Capítulo 18
Domingo, 8 de agosto de 1999, 5:42 AM
630 de la avenida West Harrison
Chicago, Illinois
Veo una caravana que atraviesa esta América hace más de un siglo. Viajo subido en una de las diligencias con mis hijos e hijas sentadas a mi alrededor o atrás, con su madre. Los escucho gruñir de dolor e incomodidad, pero debo mantener la carroza en marcha. La pérdida de los demás significaría nuestra propia pérdida. ¿De qué sirve tener un destino si llegamos solos?
Lleva algún tiempo embarazada. Siempre está embarazada. Es tanta mi prole.
¿Adónde irán todos? Ha habido tantos antes que éste.
El niño sale serpenteando del vientre de su madre y se sienta junto a mí. Está aquí porque conoce el camino. No tardamos en encabezar la caravana de carros y nuestra senda converge con el sinuoso curso de un antiguo río. Viajamos en línea recta, pero el río se impulsa entre pliegues y recodos igual que una serpiente enloquecida atrapada en la caja que sería este valle inscrito entre dos cadenas montañosas.
Los caballos de nuestra carreta tiran de toda la caravana. Se han perdido conmigo. Sin mi hijo, que nos ha mostrado este camino. Nos apresuramos a cruzar el valle, pero no somos lo bastante rápidos. La lluvia, la cual me doy cuenta de que lleva algún tiempo empapándonos, propicia que el río se salga de su cauce. La inundación es roja, pero no como la sangre. Demasiado diluida. Fluye demasiado deprisa.
Las olas bañan los cascos y los tobillos de nuestros caballos y no tarda en lamer el fondo de los carruajes. Seguimos abriéndonos paso a través de la tormenta. El valle se abre frente a nosotros. Si pudiéramos llegar a aquella loma, estaríamos a salvo.
Los caballos resbalan en el limo carmesí, pero tiran de nosotros, inexorables, por el camino sumergido. Las aguas han subido tanto que amenaza con arrastrar a algunas de las carretas pero, en un alarde de fuerza y velocidad, los caballos vadean el valle y se llevan su proscrita carga con ellos.
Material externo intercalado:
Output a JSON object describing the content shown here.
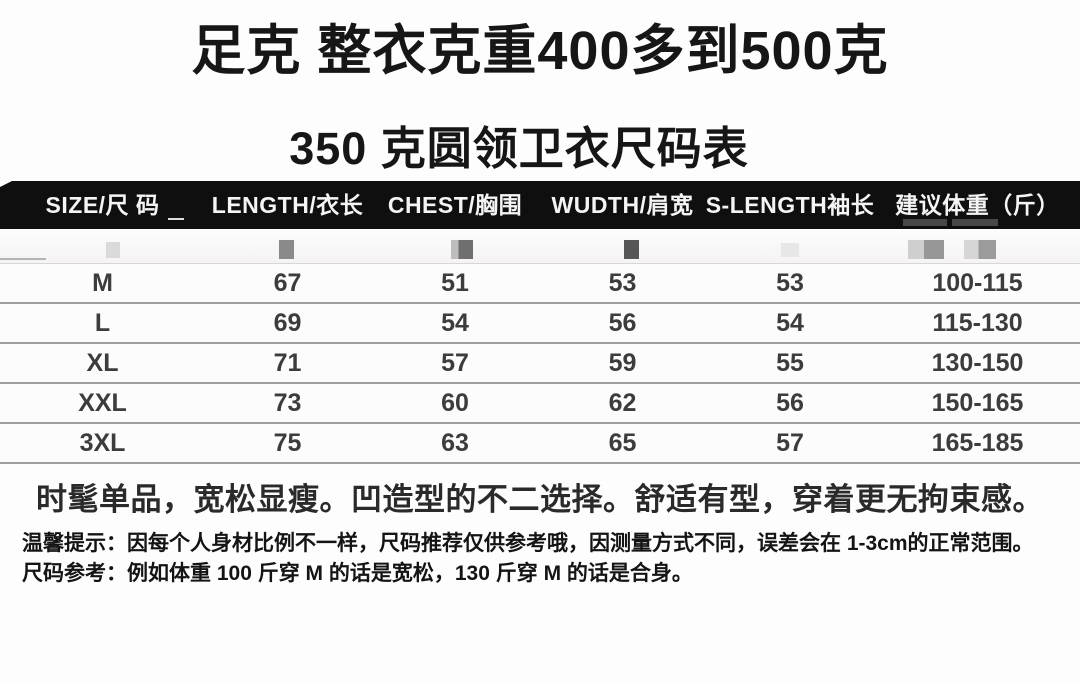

No llueve fuera del valle. Una llanura inmensa se extiende ante nosotros, pero donde se rozan valle y llanura, donde nos encontramos ahora, se alza una pequeña ciudad. Mi hijo dice que debemos entrar, lo que hacemos pese a ver que el lugar está poblado por tratantes de esclavos, ladrones y asesinos. Pero creen que somos de los suyos al ver que nuestras ropas gotean agua roja, y piensan que se trata de la sangre de aquellos a los que hemos tenido que asesinar para refugiarnos aquí.
No los saco de su error, claro está, ya que necesitamos descansar. Si queremos sobrevivir, tendremos que aprovecharnos de este malentendido.
Me preparo para dormir hasta el día siguiente. Soñaremos algo más, mis multitudes y yo. Mis multitudes más uno y yo.